Donna’s Story: The Girl on the Bus

We got the same bus everyday. I didn’t pay much attention to her at first, only noticing her heels clack clack clacking as she walked up the aisle. I’d look up and inwardly tut, and then I’d bury my head back in whatever book I happened to be reading. She’d sit in the same seat every day…..even if someone was already sitting there. And that was how my fascination with her began.

On this particular day the bus was more crowded than usual, but I had been fortunate enough to find a seat. The bus stopped and started at all the usual places, and people got on and off at all the usual places. The book I was reading wasn’t of much interest to me, and I became distracted by a commotion a few rows in front of me.

‘Just get up will you. Just get up. I sit there everyday. Everyone knows it. And if you knew who I was then you wouldn’t have sat there. You wouldn’t have dared.’ She paused. ‘Or maybe you would, because I’m sure you’d be my stalker. We people all have one you know.’

There was no flicker of irony in her statement, just pure commitment to what she had said. Most people looked over at her, and most turned away desperately not wanting to catch her eye. I did the same, but strained my hearing in an attempt to catch everything that was being said.

‘I forgive you for sitting there, but you really should be careful, very very careful. I need my privacy just as much as you do. Just because I’m out there in the public eye doesn’t mean that I’m available to you when ever you want. Oh no no, it doesn’t work like that. We all need our privacy.’

After an initially vociferous attempt to hold on to his seat, the guy rose realising that he was completely out of his depth. She lowered herself into the seat, adjusted her scarf and reached into her bag pulling out a collection of celebrity magazines.

‘You see, there’s my friend Katie. We spend a lot of time together. Oh Kerry, what on earth are you up to now? She’s always up to something that one. So she decided on that dress even though I’d told her not to wear it; I won’t waste my breath next time.’

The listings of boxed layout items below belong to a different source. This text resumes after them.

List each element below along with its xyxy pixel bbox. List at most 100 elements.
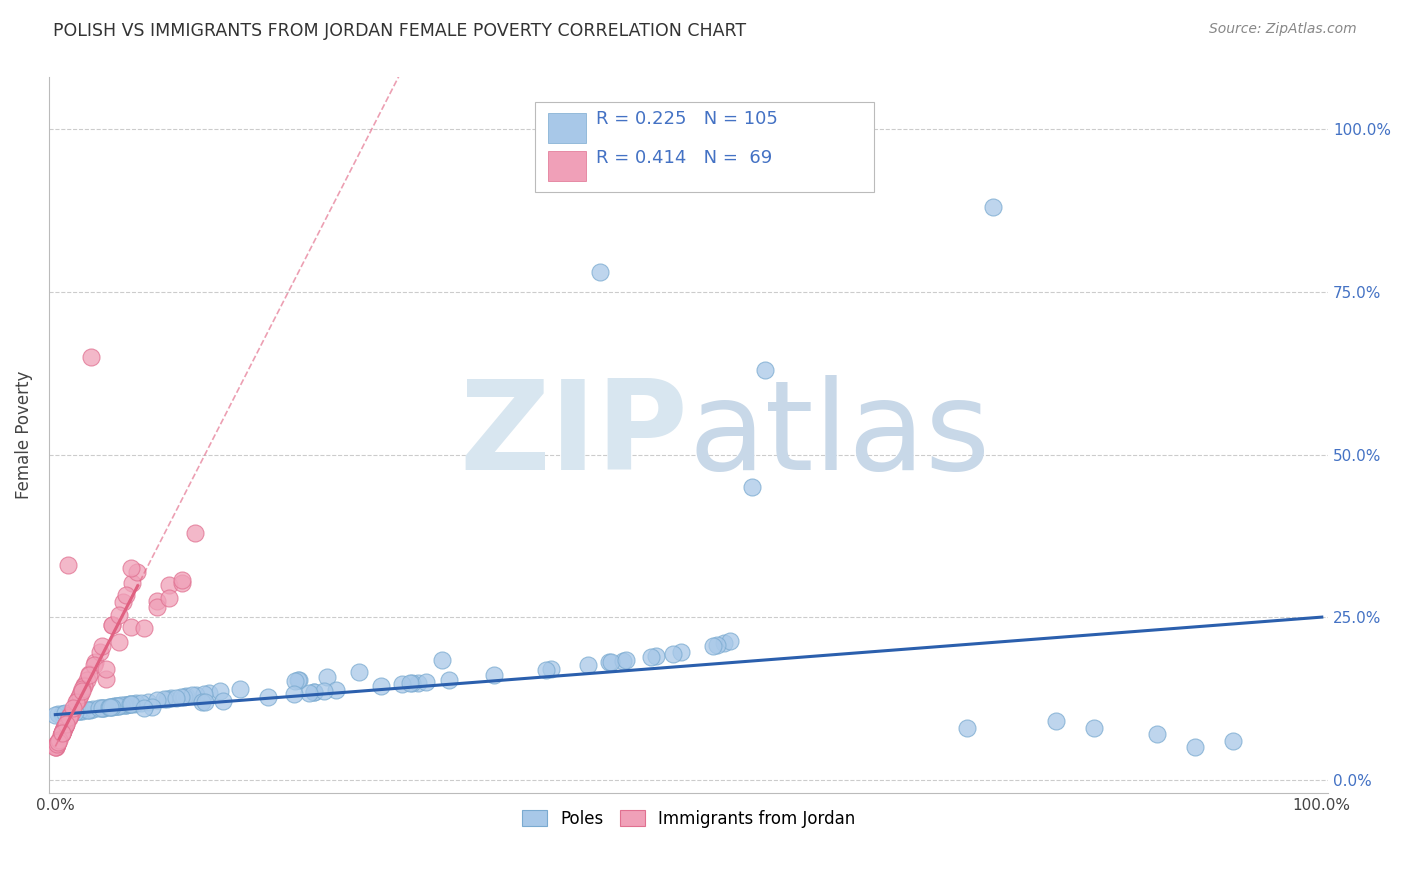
Point (48, 732, 70, 747)
Point (94, 662, 117, 676)
Point (52, 724, 75, 739)
Point (713, 636, 735, 650)
Point (45, 737, 67, 751)
Bar (548, 151, 586, 181)
Point (100, 699, 122, 714)
Point (55, 717, 77, 731)
Point (51, 706, 73, 721)
Point (1184, 740, 1206, 755)
Point (115, 588, 138, 602)
Point (174, 690, 197, 704)
Point (754, 363, 776, 377)
Point (145, 593, 167, 607)
Point (90, 701, 112, 715)
Point (170, 576, 193, 591)
Point (132, 621, 155, 635)
Point (283, 687, 305, 701)
Point (83, 658, 105, 673)
Point (1146, 727, 1168, 741)
Point (59, 706, 82, 720)
Point (181, 689, 204, 703)
Point (131, 696, 153, 710)
Point (122, 697, 145, 711)
Point (44, 739, 66, 754)
Point (91, 639, 114, 653)
Point (112, 595, 135, 609)
Point (53, 722, 76, 736)
Point (134, 700, 156, 714)
Point (53, 721, 76, 735)
Point (401, 676, 423, 690)
Point (73, 678, 96, 692)
Point (91, 701, 114, 715)
Point (72, 682, 94, 697)
Point (53, 719, 76, 733)
Point (120, 561, 142, 575)
Point (120, 620, 142, 634)
Point (706, 638, 728, 652)
Point (640, 649, 662, 664)
Point (51, 726, 73, 740)
Point (51, 726, 73, 740)
Point (190, 696, 212, 710)
Point (197, 686, 219, 700)
Point (62, 701, 84, 715)
Point (100, 699, 122, 714)
Point (76, 703, 98, 717)
Point (44, 739, 66, 754)
Point (70, 683, 93, 698)
Point (51, 726, 73, 740)
Point (173, 690, 195, 704)
Point (288, 673, 311, 688)
Point (93, 701, 115, 715)
Point (589, 265, 612, 279)
Point (59, 708, 82, 723)
Point (183, 525, 205, 540)
Point (1045, 714, 1067, 728)
Text: Source: ZipAtlas.com: Source: ZipAtlas.com (1209, 22, 1357, 37)
Point (76, 673, 98, 688)
Point (107, 634, 129, 648)
Point (534, 663, 557, 677)
Point (157, 591, 180, 605)
Point (415, 674, 437, 689)
Point (82, 702, 104, 716)
Point (45, 737, 67, 751)
Point (66, 694, 89, 708)
Point (45, 739, 67, 753)
Point (60, 706, 83, 720)
Point (107, 608, 129, 623)
Point (391, 677, 413, 691)
Point (89, 701, 111, 715)
Point (79, 667, 101, 681)
Bar (548, 113, 586, 144)
Point (46, 707, 69, 722)
Point (170, 574, 193, 588)
Point (112, 698, 135, 712)
Point (52, 723, 75, 737)
Text: ZIP: ZIP (460, 375, 689, 496)
Point (45, 737, 67, 751)
Point (51, 726, 73, 740)
Point (325, 683, 347, 698)
Point (644, 649, 666, 664)
Point (287, 673, 309, 688)
Point (399, 676, 422, 690)
Point (406, 675, 429, 690)
Point (49, 728, 72, 742)
Point (70, 704, 93, 718)
Point (598, 656, 620, 670)
Point (956, 721, 979, 735)
Point (77, 668, 100, 682)
Point (156, 692, 179, 706)
Point (67, 690, 90, 705)
Point (65, 705, 87, 719)
Point (45, 739, 67, 753)
Point (98, 700, 121, 714)
Point (228, 681, 250, 696)
Point (127, 565, 149, 579)
Point (101, 618, 124, 632)
Point (284, 673, 307, 688)
Point (146, 693, 169, 707)
Point (120, 697, 142, 711)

She wasn’t talking to anyone in particular, but the altercation with the man in her seat had opened up the floodgates and we were now being given access to some strange world that she was imagining herself to be in. She was wittering on about clothes, and facials, and her favourite restaurants, which were always bursting with paparazzi. She was fond of a cosmopolitan, and NEVER touched chocolate. The seats around her were emptying out, but she was oblivious to it. I stayed where I was, fascinated, but feeling sort of sorry for her. I felt that although I didn’t know her, she had been part of my daily life for a long while now. I contemplated talking to her, but chickened out. I wasn’t really sure how to approach her.

And then, just as I’d made my mind up to say something, she just got up, walked to the front of the bus, thanked the driver as she always did, and exited through the front doors.

The bus was awash with suppressed laughs, the raising of eyebrows, a few tuts here and there, and a variety of comments which suggested that people were interested in her, me being one of them.

Our fellow bus rider had become exactly what she said she was: a celebrity, and I looked forward to the next instalment in the morning.